Considering the economic climate, was this a smart move by The Food Network, or what?

Success :: 8.17.09

Today, I’m proud to report that we have paid off two more of our obligations this month.

First, we paid off one of our personal loans – this should help the relationship with our friends who were waiting for the last payment for the the truck we purchased from them.

Second, we paid our last installment for our state taxes. This will be even more helpful when we file our returns for the next tax year, because we’ll actually be able to get our refund instead of having it go toward our tax liability.

This makes four accounts that we’ve been able to pay off so far this year.

It feels good!

Forgiveness

Today, one of our loans was forgiven.

We had humbly taken the first payment in person and expressed our gratefulness for the leniency in the timeline for repayment.

They wouldn’t take it. We insisted. They said no. We firmly insisted. They got a little angry and said to never bring it up again.

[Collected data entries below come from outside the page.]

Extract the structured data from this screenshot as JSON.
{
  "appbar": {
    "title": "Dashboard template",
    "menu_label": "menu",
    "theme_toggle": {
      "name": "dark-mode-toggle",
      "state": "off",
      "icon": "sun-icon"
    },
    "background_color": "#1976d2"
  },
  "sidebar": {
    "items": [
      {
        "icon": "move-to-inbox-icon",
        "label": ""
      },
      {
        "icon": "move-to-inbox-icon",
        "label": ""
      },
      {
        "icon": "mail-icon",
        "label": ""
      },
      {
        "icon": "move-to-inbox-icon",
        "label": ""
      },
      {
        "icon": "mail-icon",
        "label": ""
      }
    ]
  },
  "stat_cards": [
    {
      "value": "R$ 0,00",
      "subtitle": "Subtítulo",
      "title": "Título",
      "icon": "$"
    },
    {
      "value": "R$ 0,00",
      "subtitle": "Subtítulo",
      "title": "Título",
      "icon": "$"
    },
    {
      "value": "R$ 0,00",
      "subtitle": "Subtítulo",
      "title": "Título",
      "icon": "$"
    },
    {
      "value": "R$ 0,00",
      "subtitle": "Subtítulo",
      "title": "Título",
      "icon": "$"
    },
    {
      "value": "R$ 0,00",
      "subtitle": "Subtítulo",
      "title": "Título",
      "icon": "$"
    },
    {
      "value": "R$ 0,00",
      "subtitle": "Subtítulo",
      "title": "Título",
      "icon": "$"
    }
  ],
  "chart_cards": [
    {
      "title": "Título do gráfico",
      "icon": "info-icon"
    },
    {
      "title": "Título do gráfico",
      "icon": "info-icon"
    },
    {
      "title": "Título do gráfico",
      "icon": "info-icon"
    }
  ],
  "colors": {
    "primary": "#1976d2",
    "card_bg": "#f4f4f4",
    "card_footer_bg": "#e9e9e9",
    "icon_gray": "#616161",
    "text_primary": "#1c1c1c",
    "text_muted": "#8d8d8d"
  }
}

Typically, we would dance a huge gratitude dance and use the extra cash to pay down our debt even quicker. But instead, this act of mercy made us think that we should be using this money for other acts of kindness and mercy, so we are putting it into a fund to help out our family members. We have a few that are in end of life stages and one nephew who has been sent away for two years at a boys ranch. We thought we should save this money for unexpected things that might come up along the way, like needing to go stay with them or purchase needed items that they can’t get themselves (along with replacing lost wages if we need to take FMLA w/o pay to help out).

I ran the numbers, and it would be the difference between us getting out of debt two months earlier…and that would be awesome, but we feel like we should be doing something generous with the money that we weren’t planning on having anyway. At the end of our journey, I’m sure we’ll look back and be glad that we “did our time” and made this choice to wait a little on our debt-free date in exchange for being able to give back to our families.

UPDATE: After more discussion, my husband and I agreed that ~20% of the payment will go to debt reduction, while the remaining amount will go into the family leave account. We think this will help us add a little bump to our debt reduction, while still sticking to our family leave goal.